Le curcuma (Curcuma longa) est originaire du sud-ouest de l’Inde. C’est une plante herbacée pérenne de la famille des Zingibéracées. Les composants chimiques les plus importants du curcuma sont un groupe de composés appelés curcuminoïdes (curcumine ou diferuloylméthane, déméthoxycurcumine et bisdéméthoxycurcumine).1 Il contient également des huiles volatiles comme la turmérone, l’atlantone et le zingiberène, ainsi que des sucres, des protéines et des résines. La curcumine est responsable de sa coloration jaune.
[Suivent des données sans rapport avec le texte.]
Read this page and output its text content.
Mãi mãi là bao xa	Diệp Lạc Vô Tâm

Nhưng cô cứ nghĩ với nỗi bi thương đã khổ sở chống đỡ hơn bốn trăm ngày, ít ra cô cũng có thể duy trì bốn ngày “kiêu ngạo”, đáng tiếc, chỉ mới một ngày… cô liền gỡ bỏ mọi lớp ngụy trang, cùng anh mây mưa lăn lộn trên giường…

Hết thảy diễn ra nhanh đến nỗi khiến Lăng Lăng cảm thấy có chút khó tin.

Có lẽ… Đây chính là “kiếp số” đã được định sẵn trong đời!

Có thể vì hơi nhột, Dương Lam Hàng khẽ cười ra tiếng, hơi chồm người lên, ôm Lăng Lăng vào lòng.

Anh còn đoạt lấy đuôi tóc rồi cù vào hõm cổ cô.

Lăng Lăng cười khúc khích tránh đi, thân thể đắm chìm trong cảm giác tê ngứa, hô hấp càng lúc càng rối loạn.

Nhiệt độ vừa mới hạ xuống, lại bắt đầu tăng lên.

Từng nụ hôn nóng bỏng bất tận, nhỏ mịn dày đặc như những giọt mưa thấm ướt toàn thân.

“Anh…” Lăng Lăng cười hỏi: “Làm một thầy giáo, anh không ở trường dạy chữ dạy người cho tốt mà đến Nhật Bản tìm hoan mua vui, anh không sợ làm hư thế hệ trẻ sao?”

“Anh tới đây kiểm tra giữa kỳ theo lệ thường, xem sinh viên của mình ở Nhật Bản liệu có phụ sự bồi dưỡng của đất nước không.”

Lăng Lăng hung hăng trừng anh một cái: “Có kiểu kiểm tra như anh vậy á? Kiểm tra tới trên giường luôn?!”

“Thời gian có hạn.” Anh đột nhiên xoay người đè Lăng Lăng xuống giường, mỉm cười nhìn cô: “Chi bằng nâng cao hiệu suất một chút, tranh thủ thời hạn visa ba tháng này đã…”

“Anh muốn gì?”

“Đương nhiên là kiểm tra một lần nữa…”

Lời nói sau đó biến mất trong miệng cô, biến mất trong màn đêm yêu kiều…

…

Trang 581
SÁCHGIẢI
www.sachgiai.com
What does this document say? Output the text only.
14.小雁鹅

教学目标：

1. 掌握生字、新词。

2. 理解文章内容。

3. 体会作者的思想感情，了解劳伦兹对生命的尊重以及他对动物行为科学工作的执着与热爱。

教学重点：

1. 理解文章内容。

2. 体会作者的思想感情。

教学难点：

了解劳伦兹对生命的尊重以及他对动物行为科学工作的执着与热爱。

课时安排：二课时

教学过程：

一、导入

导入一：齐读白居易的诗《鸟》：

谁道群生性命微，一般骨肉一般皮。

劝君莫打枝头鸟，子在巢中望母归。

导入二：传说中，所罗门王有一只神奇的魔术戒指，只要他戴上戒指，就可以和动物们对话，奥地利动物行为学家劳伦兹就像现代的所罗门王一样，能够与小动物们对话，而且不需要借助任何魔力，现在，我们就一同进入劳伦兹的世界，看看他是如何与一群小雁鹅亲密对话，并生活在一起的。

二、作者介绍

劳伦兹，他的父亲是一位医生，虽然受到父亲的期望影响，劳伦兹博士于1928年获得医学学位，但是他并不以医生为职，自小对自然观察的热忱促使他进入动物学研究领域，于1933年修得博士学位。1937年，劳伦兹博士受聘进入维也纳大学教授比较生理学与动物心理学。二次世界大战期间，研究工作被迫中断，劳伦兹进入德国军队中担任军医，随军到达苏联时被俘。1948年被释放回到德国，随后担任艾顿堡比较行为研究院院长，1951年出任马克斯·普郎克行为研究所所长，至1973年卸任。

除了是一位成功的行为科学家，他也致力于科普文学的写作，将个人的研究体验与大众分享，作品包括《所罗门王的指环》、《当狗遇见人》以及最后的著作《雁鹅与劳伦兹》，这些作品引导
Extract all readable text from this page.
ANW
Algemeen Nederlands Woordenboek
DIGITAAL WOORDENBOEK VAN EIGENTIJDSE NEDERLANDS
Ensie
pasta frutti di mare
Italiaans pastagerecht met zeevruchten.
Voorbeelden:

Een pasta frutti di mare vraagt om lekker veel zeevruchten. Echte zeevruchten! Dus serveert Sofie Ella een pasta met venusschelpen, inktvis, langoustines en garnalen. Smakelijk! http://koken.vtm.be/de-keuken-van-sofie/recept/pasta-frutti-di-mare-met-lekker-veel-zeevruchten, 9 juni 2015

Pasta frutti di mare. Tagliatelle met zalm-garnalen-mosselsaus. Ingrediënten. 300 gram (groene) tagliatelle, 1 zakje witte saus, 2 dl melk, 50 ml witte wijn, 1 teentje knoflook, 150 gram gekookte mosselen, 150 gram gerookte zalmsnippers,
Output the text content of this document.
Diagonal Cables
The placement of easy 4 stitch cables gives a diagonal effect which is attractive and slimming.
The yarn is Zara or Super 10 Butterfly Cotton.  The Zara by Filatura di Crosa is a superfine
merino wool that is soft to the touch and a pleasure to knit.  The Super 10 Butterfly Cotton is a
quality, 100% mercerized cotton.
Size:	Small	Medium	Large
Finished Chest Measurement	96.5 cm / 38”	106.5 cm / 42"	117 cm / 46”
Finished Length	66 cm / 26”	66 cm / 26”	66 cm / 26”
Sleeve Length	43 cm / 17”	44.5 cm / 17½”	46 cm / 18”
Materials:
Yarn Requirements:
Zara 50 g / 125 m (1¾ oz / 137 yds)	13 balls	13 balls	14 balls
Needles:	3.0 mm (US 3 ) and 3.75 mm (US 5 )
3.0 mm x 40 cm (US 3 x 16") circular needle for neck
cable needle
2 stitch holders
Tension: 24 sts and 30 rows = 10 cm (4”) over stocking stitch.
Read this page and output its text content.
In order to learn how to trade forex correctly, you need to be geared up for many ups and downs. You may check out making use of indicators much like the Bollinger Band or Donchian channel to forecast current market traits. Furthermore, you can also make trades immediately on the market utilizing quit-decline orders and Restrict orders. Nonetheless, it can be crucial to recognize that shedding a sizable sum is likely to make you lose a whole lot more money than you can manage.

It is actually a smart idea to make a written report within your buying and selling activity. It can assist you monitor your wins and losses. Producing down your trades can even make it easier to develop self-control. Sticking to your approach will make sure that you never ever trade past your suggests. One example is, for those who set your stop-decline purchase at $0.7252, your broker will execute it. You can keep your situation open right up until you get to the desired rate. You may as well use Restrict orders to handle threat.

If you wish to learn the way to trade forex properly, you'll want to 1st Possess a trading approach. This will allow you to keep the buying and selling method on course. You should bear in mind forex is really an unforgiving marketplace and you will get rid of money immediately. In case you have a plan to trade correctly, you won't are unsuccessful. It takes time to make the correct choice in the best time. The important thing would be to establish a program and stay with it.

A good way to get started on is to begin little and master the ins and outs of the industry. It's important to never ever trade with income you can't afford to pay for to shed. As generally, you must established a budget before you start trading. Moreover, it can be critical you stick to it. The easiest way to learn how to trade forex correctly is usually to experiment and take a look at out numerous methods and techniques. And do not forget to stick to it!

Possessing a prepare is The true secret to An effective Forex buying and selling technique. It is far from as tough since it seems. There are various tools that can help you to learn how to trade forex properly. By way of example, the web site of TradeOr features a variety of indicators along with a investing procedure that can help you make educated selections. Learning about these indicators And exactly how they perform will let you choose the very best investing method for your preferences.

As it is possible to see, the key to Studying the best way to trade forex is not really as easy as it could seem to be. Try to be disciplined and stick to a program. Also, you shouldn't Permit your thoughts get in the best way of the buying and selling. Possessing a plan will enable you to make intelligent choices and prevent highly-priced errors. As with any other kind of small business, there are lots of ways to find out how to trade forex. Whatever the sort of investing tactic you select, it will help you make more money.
Le curcuma est utilisé couramment comme épice, notamment dans la cuisine indienne, et comme colorant alimentaire. Le curcuma est maintenant également utilisé comme colorant textile, et il est utilisé pour teindre la laine, le coton, la soie, le cuir, les cires, les taches, etc.2 Un large éventail d’activités biologiques et pharmacologiques du curcuma a fait l’objet de recherches. Elles comprennent des effets antioxydants, anti-inflammatoires, antiviraux, antifongiques, hépatoprotecteurs, anticancéreux, antimicrobiens, cardiovasculaires, gastro-intestinaux, néphroprotecteurs, anticoagulants et antidiabétiques.2 La curcumine peut se lier aux métaux lourds tels que le cadmium et le plomb, réduisant ainsi leur toxicité. Elle agit également comme inhibiteur de la cyclo-oxygénase, de la 5-lipoxygénase et de la glutathion S-transférase, ce qui la transforme en antioxydant, comme les vitamines C, E et le bêta-carotène.2 L’action anti-inflammatoire du curcuma est probablement due à une réduction de la production d’histamine et aussi au fait qu’il augmente et prolonge l’action du cortisol. Le curcuma agit en stimulant la production de bile, améliorant ainsi le métabolisme des graisses.2 Des études pharmacocinétiques chez l’animal3 ont démontré que 40 à 85% de la curcumine orale traverse le tractus gastro-intestinal sans modifications, le reste étant absorbé par la muqueuse intestinale et le foie. En raison de son faible taux d’absorption, la curcumine est souvent associée à d’autres composés pour augmenter son absorption et renforcer son effet anti-inflammatoire. Son élimination hépatique est rapide après une perfusion intraveineuse, et c’est un composé qui est rapidement métabolisé.2 Les effets anticoagulants du curcuma ont été analysés dans une étude in vitro/in vivo. Il a été démontré que le curcuma inhibe l’action de la thrombine, du facteur Xa et augmente le TCA et le TP.4
Dans le cas que nous présentons, la prise de quantités élevées de curcuma, sans autre facteur d’influence, semble être liée à une augmentation du TP et du TCA, qui s’est inversée après l’arrêt de la prise, les paramètres altérés se normalisant.